One of those good players is, of course, Zion Williamson. The last time Dawkins and the league’s newest No. 1 pick shared a court, they played leading roles in what was the best UCF game in any sport during the 2018-19 athletic year.
However, It’s a game that Aubrey — like his father — will likely never watch.
“It’s a heartbreak every time.”
But Dawkins doesn’t need to see the UCF-Duke NCAA Tournament classic on TV to be reminded of it.
“Obviously, being a teammate with Zion, it comes up pretty often. ... Just fun banter back and forth. It’s been hilarious, but it’s all in fun.”
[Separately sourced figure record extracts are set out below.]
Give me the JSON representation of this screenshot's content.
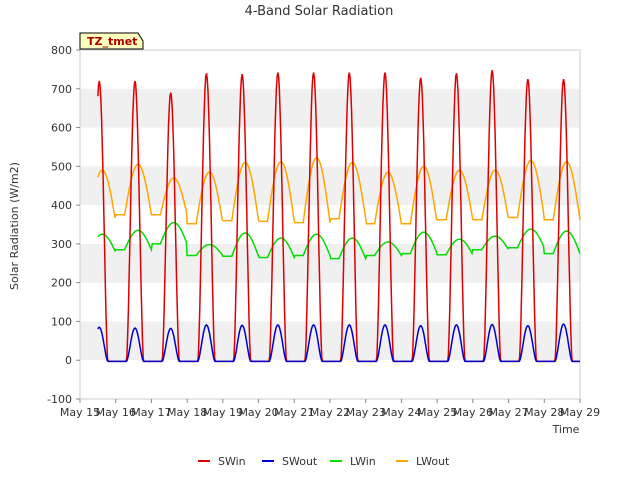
{
  "chart_data": {
    "type": "line",
    "title": "4-Band Solar Radiation",
    "xlabel": "Time",
    "ylabel": "Solar Radiation (W/m2)",
    "ylim": [
      -100,
      800
    ],
    "yticks": [
      -100,
      0,
      100,
      200,
      300,
      400,
      500,
      600,
      700,
      800
    ],
    "xlim": [
      "May 15",
      "May 29"
    ],
    "xticks": [
      "May 15",
      "May 16",
      "May 17",
      "May 18",
      "May 19",
      "May 20",
      "May 21",
      "May 22",
      "May 23",
      "May 24",
      "May 25",
      "May 26",
      "May 27",
      "May 28",
      "May 29"
    ],
    "grid": "horizontal bands",
    "legend_position": "bottom",
    "site_label": "TZ_tmet",
    "day_x": [
      "May 15",
      "May 16",
      "May 17",
      "May 18",
      "May 19",
      "May 20",
      "May 21",
      "May 22",
      "May 23",
      "May 24",
      "May 25",
      "May 26",
      "May 27",
      "May 28"
    ],
    "daily": {
      "SWin_peak": [
        720,
        720,
        690,
        740,
        738,
        742,
        742,
        742,
        742,
        728,
        740,
        748,
        725,
        725
      ],
      "SWout_peak": [
        85,
        83,
        82,
        91,
        90,
        91,
        91,
        91,
        91,
        89,
        91,
        92,
        89,
        93
      ],
      "LWin_peak": [
        325,
        335,
        355,
        298,
        328,
        315,
        325,
        315,
        305,
        330,
        312,
        320,
        338,
        333
      ],
      "LWin_night": [
        278,
        285,
        300,
        270,
        268,
        265,
        270,
        262,
        270,
        275,
        272,
        285,
        290,
        275
      ],
      "LWout_peak": [
        490,
        505,
        470,
        485,
        510,
        512,
        522,
        510,
        485,
        500,
        490,
        490,
        515,
        512
      ],
      "LWout_night": [
        355,
        375,
        375,
        352,
        360,
        358,
        355,
        365,
        352,
        352,
        362,
        362,
        368,
        362
      ]
    },
    "series": [
      {
        "name": "SWin",
        "color": "#dd0000"
      },
      {
        "name": "SWout",
        "color": "#0000cc"
      },
      {
        "name": "LWin",
        "color": "#00dd00"
      },
      {
        "name": "LWout",
        "color": "#ffa500"
      }
    ]
  }
}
Dawkins was pretty thin on specifics, so I asked if, for example, he ever tells Zion that he played better than him that day. A laugh escapes before he responds: “Nah, nah, nah. He played a great game, too. He willed them to a win, so ....”
As he trails off, I remind Dawkins that Williamson’s own coach, Mike Krzyzewski, called him the best player on the floor. There’s no shying away from that praise.
“That he did. That he did.”
Dawkins admits that everything will feel a little different Friday night, but he’s trying not to overthink it. After all, it’s still just basketball. And he has traveled quite a road — being almost completely overlooked coming out of high school; going from Northern California to New Hampshire to Michigan and to UCF in order to chase his dreams; dealing with more than two years away from the game in the process; experiencing the utmost highs and lows in college basketball — to get to this point. Now it’s time for his NBA career to begin.
“I’m grateful for it all. I have no regrets about it,” he said. “... Everything I’ve gone through will only help and benefit me in the long run.”